BIOGRAPHY

Lisa Bick is an American artist from Washington, D.C. She is best known for her encaustic or wax-based paintings as well as her mixed media work in textile and photography. Her work has been exhibited at numerous fine art institutions and galleries, including the Indianapolis Museum of Art and the National Encaustic Art Institute in Santa Fe, New Mexico, where her work is also part of the permanent collection. Lisa trained in photography at George Washington University and holds a Bachelor of Arts in Studio Art with a concentration in textile and fiber arts from Indiana University. She currently lives and works in Santa Fe, New Mexico.

 

ARTIST STATEMENT

I was raised in Washington, D.C., where I spent hours of my life exploring the halls of the National Gallery of Art as well as the Textile Museum, the Renwick, the Corcoran and the Phillips Collection. Art and the act of creating are simply my second nature. 

I went to Indiana University where I earned a Fine Arts degree with a focus on printed and dyed textiles, which led me to explore weaving and photo silk-screening. Tactile fibers and the rich layering of textiles move me to speculation of the “in-between.” After years of focusing my practice on fiber art, photography, and the intersections between the two, I began experimenting with encaustic. It has been a revelation. The medium opened a space in which all my disciplines and interests come into dialogue and engage in a push-and-pull with one another.  The textural quality of the wax creates ephemeral veils that can screen or dissimulate imagery, poetry, photographs, and moods. Natural beeswax feels ancient and sacred as the layers evolve into windows between my spiritual self and my continuing investigations into the reason for being. What is outside or inside those windows and how to touch both at once is part of my quest to represent the past dragged into the present. Simple explorations for fragments of information, the architecture of interior spaces, and the construction of memory are the result of personal topologies marked by loss, longing, and desire. The fragility of encaustic has become the perfect medium for me to construct this matrix.

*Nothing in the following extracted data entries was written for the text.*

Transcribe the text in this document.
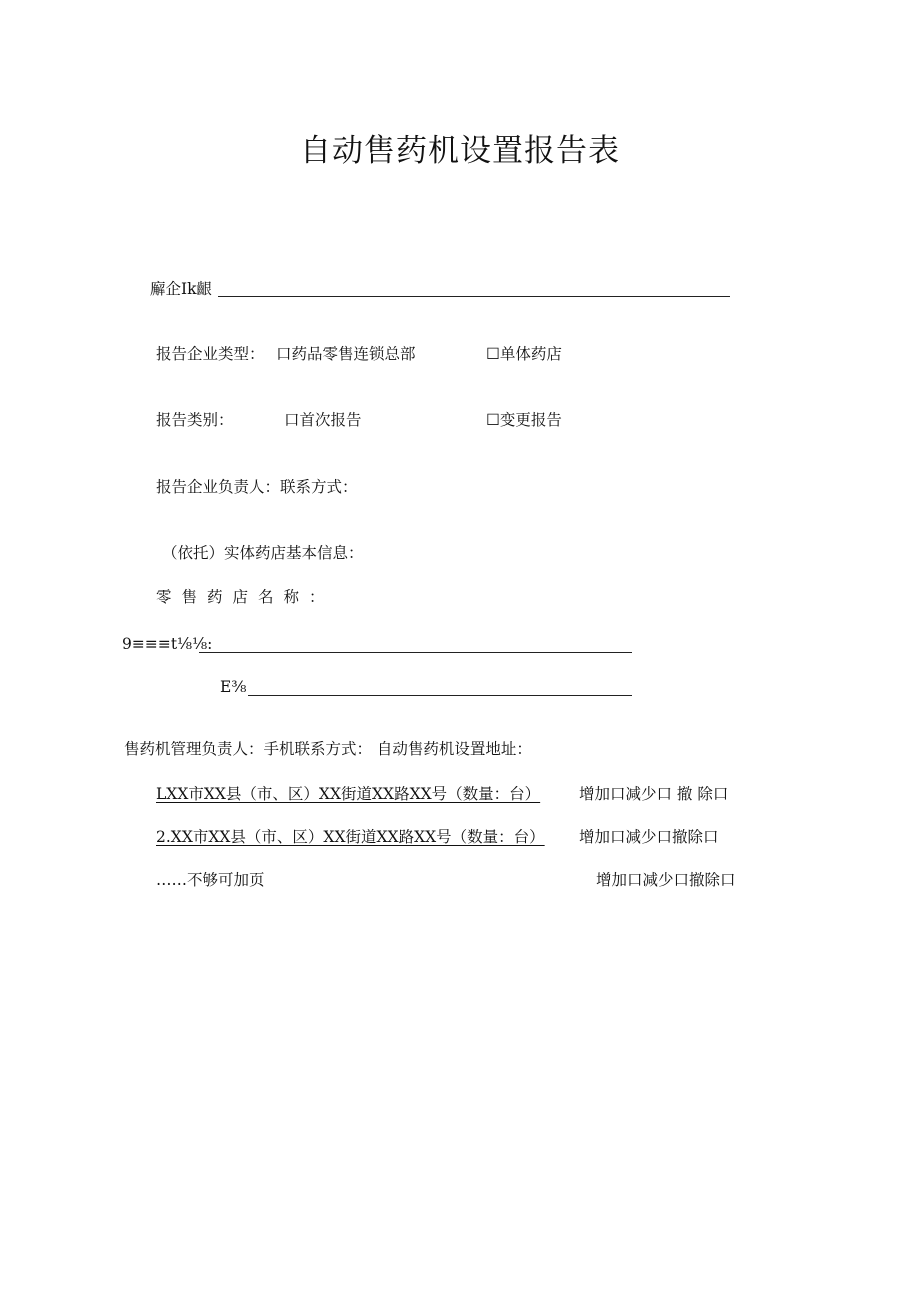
自动售药机设置报告表
廨企Ik齦
报告企业类型： 口药品零售连锁总部	☐单体药店
报告类别：	口首次报告	☐变更报告
报告企业负责人：联系方式：
（依托）实体药店基本信息：
零售药店名称：
9≡≡≡t⅛⅛:
E⅜
售药机管理负责人：手机联系方式： 自动售药机设置地址：
LXX市XX县（市、区）XX街道XX路XX号（数量：台）	增加口减少口 撤 除口
2.XX市XX县（市、区）XX街道XX路XX号（数量：台） 增加口减少口撤除口
……不够可加页	增加口减少口撤除口
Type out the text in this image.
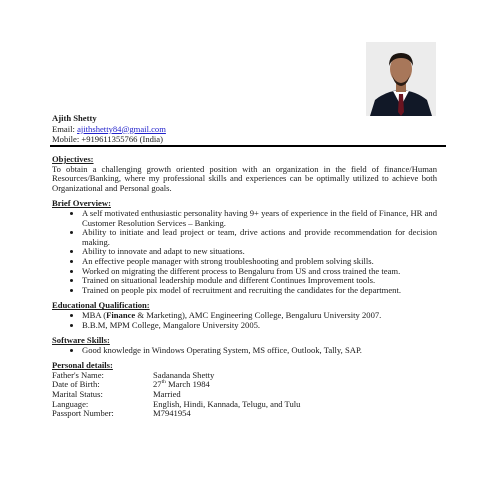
Ajith Shetty
Email: ajithshetty84@gmail.com
Mobile: +919611355766 (India)

Objectives:

To obtain a challenging growth oriented position with an organization in the field of finance/Human Resources/Banking, where my professional skills and experiences can be optimally utilized to achieve both Organizational and Personal goals.

Brief Overview:

• A self motivated enthusiastic personality having 9+ years of experience in the field of Finance, HR and Customer Resolution Services – Banking.
• Ability to initiate and lead project or team, drive actions and provide recommendation for decision making.
• Ability to innovate and adapt to new situations.
• An effective people manager with strong troubleshooting and problem solving skills.
• Worked on migrating the different process to Bengaluru from US and cross trained the team.
• Trained on situational leadership module and different Continues Improvement tools.
• Trained on people pix model of recruitment and recruiting the candidates for the department.

Educational Qualification:

• MBA (Finance & Marketing), AMC Engineering College, Bengaluru University 2007.
• B.B.M, MPM College, Mangalore University 2005.

Software Skills:

• Good knowledge in Windows Operating System, MS office, Outlook, Tally, SAP.

Personal details:

Father's Name:	Sadananda Shetty
Date of Birth:	27th March 1984
Marital Status:	Married
Language:	English, Hindi, Kannada, Telugu, and Tulu
Passport Number:	M7941954
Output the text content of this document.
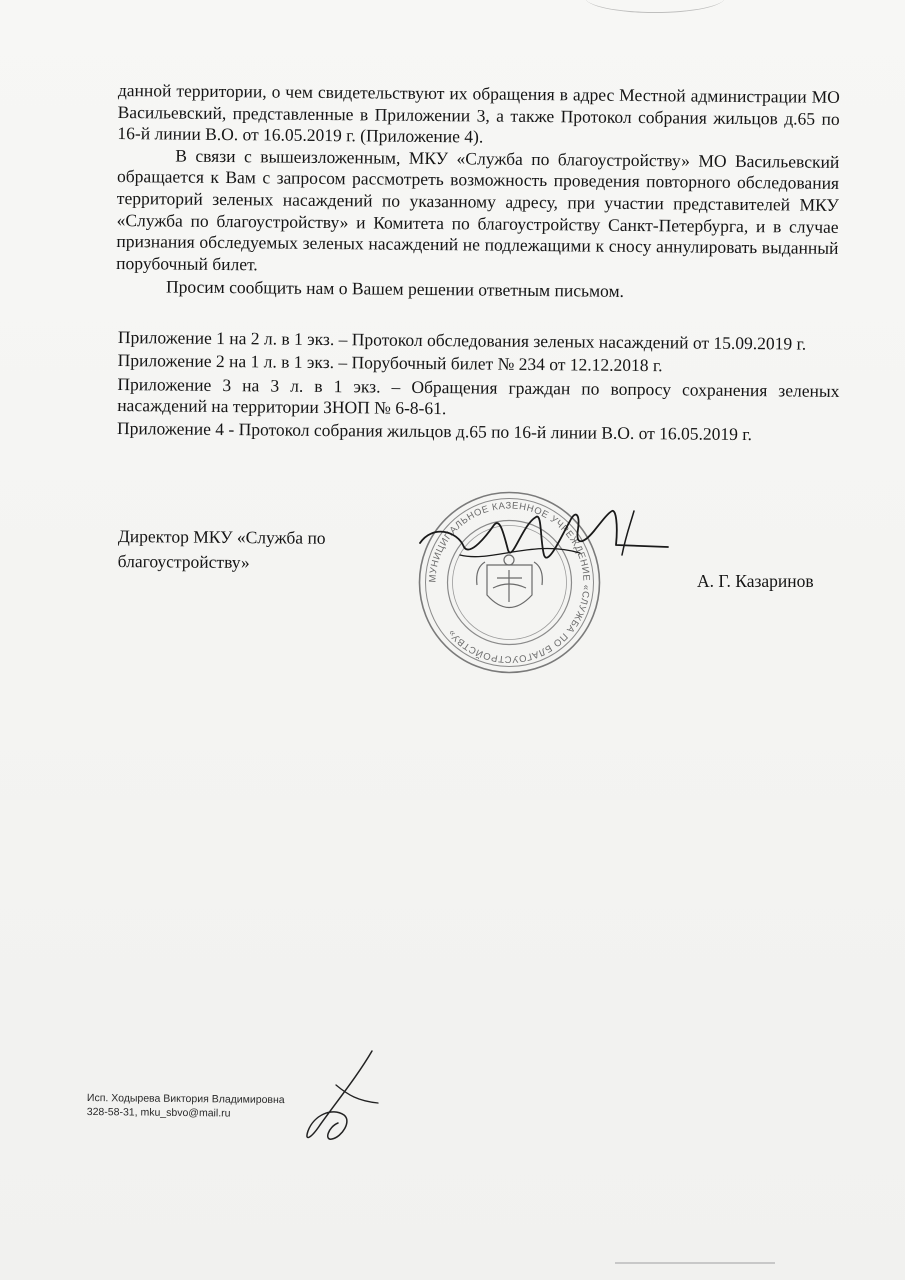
данной территории, о чем свидетельствуют их обращения в адрес Местной администрации МО Васильевский, представленные в Приложении 3, а также Протокол собрания жильцов д.65 по 16-й линии В.О. от 16.05.2019 г. (Приложение 4).

В связи с вышеизложенным, МКУ «Служба по благоустройству» МО Васильевский обращается к Вам с запросом рассмотреть возможность проведения повторного обследования территорий зеленых насаждений по указанному адресу, при участии представителей МКУ «Служба по благоустройству» и Комитета по благоустройству Санкт-Петербурга, и в случае признания обследуемых зеленых насаждений не подлежащими к сносу аннулировать выданный порубочный билет.

Просим сообщить нам о Вашем решении ответным письмом.

Приложение 1 на 2 л. в 1 экз. – Протокол обследования зеленых насаждений от 15.09.2019 г.

Приложение 2 на 1 л. в 1 экз. – Порубочный билет № 234 от 12.12.2018 г.

Приложение 3 на 3 л. в 1 экз. – Обращения граждан по вопросу сохранения зеленых насаждений на территории ЗНОП № 6-8-61.

Приложение 4 - Протокол собрания жильцов д.65 по 16-й линии В.О. от 16.05.2019 г.

Директор МКУ «Служба по благоустройству»
МУНИЦИПАЛЬНОЕ КАЗЕННОЕ УЧРЕЖДЕНИЕ «СЛУЖБА ПО БЛАГОУСТРОЙСТВУ»
А. Г. Казаринов
Исп. Ходырева Виктория Владимировна
328-58-31, mku_sbvo@mail.ru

My story is simple, yet complex and interwoven with experiences that have shaped me. I lived in London briefly, and I recently spent a summer living and working in Tuscany. In the afternoons, I took trains to Florence or Lucca and found myself roaming cobblestoned streets, touching stones and sculptures or peering through courtyards and palace windows. Travels to China, Russia, India, Central America and Europe all come together to create ideas. Along the way, three children challenged me to expose their eyes to everything small and infinite in the world with as much creativity as possible. Every day, in my own world, I strive to do the same.